Le manque à gagner, en 2022, par rapport aux villes cibles ne pourra qu’accroître les difficultés de la Ville de Saguenay à améliorer significativement sa position financière.
[1] Budget 2022 de la Ville de Saguenay, page 6.
[2] Les villes cibles sont celles dont la population est similaire à celle de la Ville de Saguenay, soit Lévis, Sherbrooke et Trois-Rivières. Les données qui sont ici mentionnées proviennent des budgets 2022 de Sherbrooke et Trois-Rivières et respectivement.
[3] MAMH ministères des Affaires municipales et de l’Habitation qui remplace le nom MAMOT.
[4] Manuel de présentation de l’information financière municipale, révision décembre 2021, page 3-7. Veuillez vous référer aux pages 4-36 et 4-37 pour la ventilation de ces dépenses.

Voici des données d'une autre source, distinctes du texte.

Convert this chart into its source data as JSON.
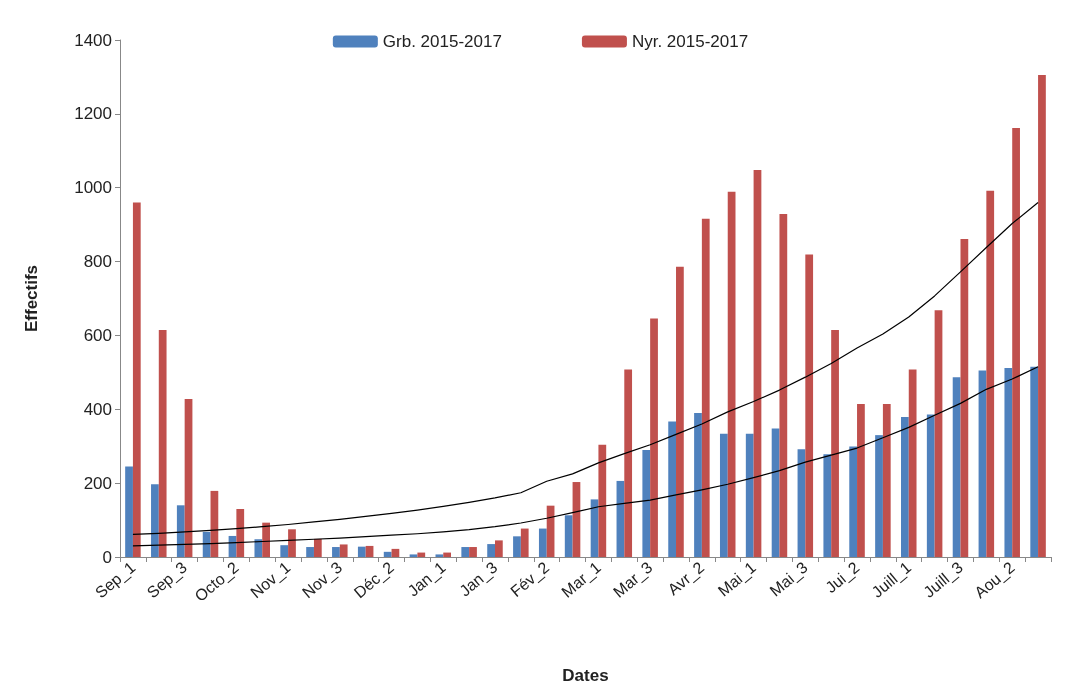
{
  "chart_data": {
    "type": "bar",
    "xlabel": "Dates",
    "ylabel": "Effectifs",
    "categories": [
      "Sep_1",
      null,
      "Sep_3",
      null,
      "Octo_2",
      null,
      "Nov_1",
      null,
      "Nov_3",
      null,
      "Déc_2",
      null,
      "Jan_1",
      null,
      "Jan_3",
      null,
      "Fév_2",
      null,
      "Mar_1",
      null,
      "Mar_3",
      null,
      "Avr_2",
      null,
      "Mai_1",
      null,
      "Mai_3",
      null,
      "Jui_2",
      null,
      "Juill_1",
      null,
      "Juill_3",
      null,
      "Aou_2",
      null
    ],
    "series": [
      {
        "name": "Grb. 2015-2017",
        "color": "#4f81bd",
        "values": [
          245,
          197,
          140,
          68,
          57,
          48,
          32,
          27,
          27,
          28,
          14,
          7,
          7,
          27,
          35,
          56,
          77,
          113,
          156,
          206,
          290,
          367,
          390,
          334,
          334,
          348,
          292,
          278,
          299,
          330,
          379,
          386,
          487,
          505,
          512,
          515
        ]
      },
      {
        "name": "Nyr. 2015-2017",
        "color": "#c0504d",
        "values": [
          960,
          615,
          428,
          179,
          130,
          93,
          75,
          49,
          34,
          30,
          22,
          12,
          12,
          27,
          45,
          77,
          139,
          203,
          304,
          508,
          646,
          786,
          916,
          989,
          1048,
          929,
          819,
          615,
          414,
          414,
          508,
          668,
          861,
          992,
          1162,
          1305
        ]
      },
      {
        "type": "line",
        "color": "#000000",
        "values": [
          30,
          32,
          34,
          36,
          39,
          42,
          45,
          48,
          51,
          55,
          59,
          63,
          68,
          74,
          82,
          92,
          105,
          120,
          136,
          145,
          154,
          168,
          182,
          197,
          215,
          234,
          257,
          276,
          295,
          323,
          351,
          384,
          416,
          454,
          482,
          515
        ]
      },
      {
        "type": "line",
        "color": "#000000",
        "values": [
          61,
          64,
          68,
          72,
          77,
          82,
          88,
          95,
          102,
          110,
          118,
          127,
          137,
          148,
          160,
          174,
          205,
          225,
          255,
          280,
          304,
          332,
          360,
          393,
          421,
          452,
          487,
          524,
          566,
          604,
          650,
          707,
          772,
          838,
          903,
          960
        ]
      }
    ],
    "ylim": [
      0,
      1400
    ],
    "yticks": [
      0,
      200,
      400,
      600,
      800,
      1000,
      1200,
      1400
    ],
    "grid": false,
    "legend": "top",
    "marker": "none"
  }
}
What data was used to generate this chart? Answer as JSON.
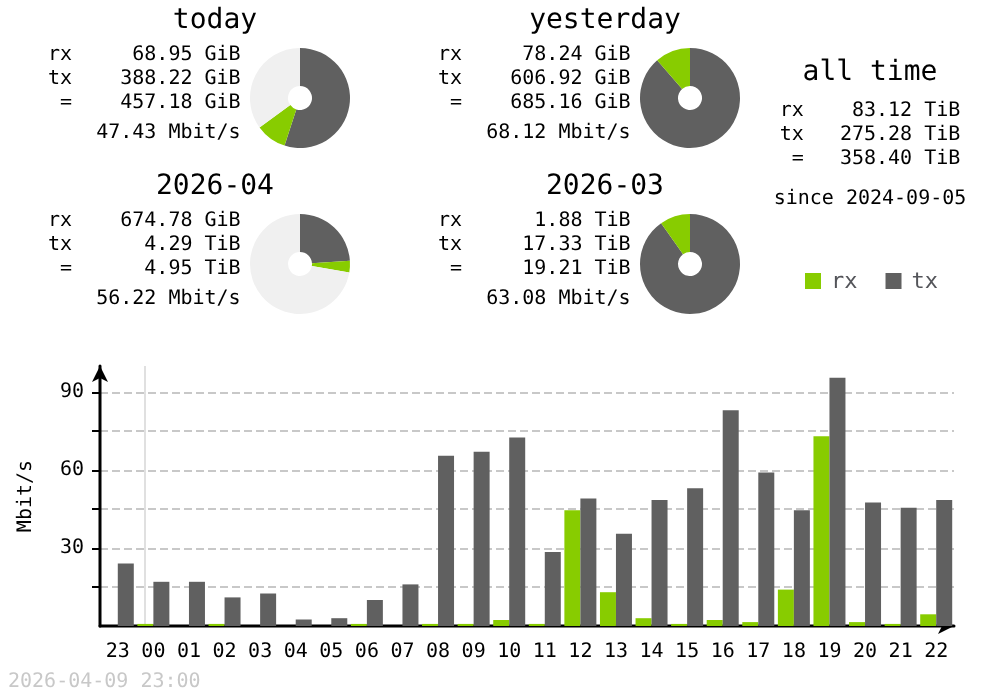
{
  "chart_data": [
    {
      "type": "donut",
      "title": "today",
      "categories": [
        null,
        null,
        null
      ],
      "values": [
        55,
        10,
        35
      ],
      "colors": [
        "#606060",
        "#88cc00",
        "#f0f0f0"
      ],
      "annotations": [
        "rx     68.95 GiB",
        "tx    388.22 GiB",
        " =    457.18 GiB",
        "    47.43 Mbit/s"
      ]
    },
    {
      "type": "donut",
      "title": "yesterday",
      "categories": [
        null,
        null
      ],
      "values": [
        88.6,
        11.4
      ],
      "colors": [
        "#606060",
        "#88cc00"
      ],
      "annotations": [
        "rx     78.24 GiB",
        "tx    606.92 GiB",
        " =    685.16 GiB",
        "    68.12 Mbit/s"
      ]
    },
    {
      "type": "donut",
      "title": "2026-04",
      "categories": [
        null,
        null,
        null
      ],
      "values": [
        24,
        3.7,
        72.3
      ],
      "colors": [
        "#606060",
        "#88cc00",
        "#f0f0f0"
      ],
      "annotations": [
        "rx    674.78 GiB",
        "tx      4.29 TiB",
        " =      4.95 TiB",
        "    56.22 Mbit/s"
      ]
    },
    {
      "type": "donut",
      "title": "2026-03",
      "categories": [
        null,
        null
      ],
      "values": [
        90.2,
        9.8
      ],
      "colors": [
        "#606060",
        "#88cc00"
      ],
      "annotations": [
        "rx      1.88 TiB",
        "tx     17.33 TiB",
        " =     19.21 TiB",
        "    63.08 Mbit/s"
      ]
    },
    {
      "type": "other",
      "title": "all time",
      "annotations": [
        "rx    83.12 TiB",
        "tx   275.28 TiB",
        " =   358.40 TiB",
        "since 2024-09-05"
      ]
    },
    {
      "type": "bar",
      "ylabel": "Mbit/s",
      "categories": [
        "23",
        "00",
        "01",
        "02",
        "03",
        "04",
        "05",
        "06",
        "07",
        "08",
        "09",
        "10",
        "11",
        "12",
        "13",
        "14",
        "15",
        "16",
        "17",
        "18",
        "19",
        "20",
        "21",
        "22"
      ],
      "series": [
        {
          "name": "rx",
          "color": "#88cc00",
          "values": [
            0,
            0.8,
            0,
            0.8,
            0,
            0,
            0,
            0.8,
            0,
            0.8,
            0.8,
            2.3,
            0.8,
            44.5,
            13,
            3,
            0.8,
            2.3,
            1.5,
            14,
            73,
            1.5,
            0.8,
            4.5
          ]
        },
        {
          "name": "tx",
          "color": "#606060",
          "values": [
            24,
            17,
            17,
            11,
            12.5,
            2.5,
            3,
            10,
            16,
            65.5,
            67,
            72.5,
            28.5,
            49,
            35.5,
            48.5,
            53,
            83,
            59,
            44.5,
            95.5,
            47.5,
            45.5,
            48.5
          ]
        }
      ],
      "ylim": [
        0,
        100
      ],
      "yticks": [
        {
          "value": 15,
          "label": null
        },
        30,
        {
          "value": 45,
          "label": null
        },
        60,
        {
          "value": 75,
          "label": null
        },
        90
      ],
      "grid": "y",
      "legend": "top right",
      "ref_lines": [
        {
          "axis": "x",
          "value": "00",
          "color": "#e0e0e0"
        }
      ],
      "annotations": [
        "2026-04-09 23:00"
      ]
    }
  ]
}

[5] Rapport financier, Renseignements complémentaires consolidés, S15, ligne 26 ou S23-1, ligne 4.
Jean Tremblay nous a mis dans la marde si on se compare aux 3 autres villes.
Josée Néron a eu une approche tenant compte des générations montantes.
Mais Julie Dufour retourne aux tactiques de làlà pour sa réélection suivante.
Attendons-nous à un mandat sous le signe de l’électoralisme de la gagnante.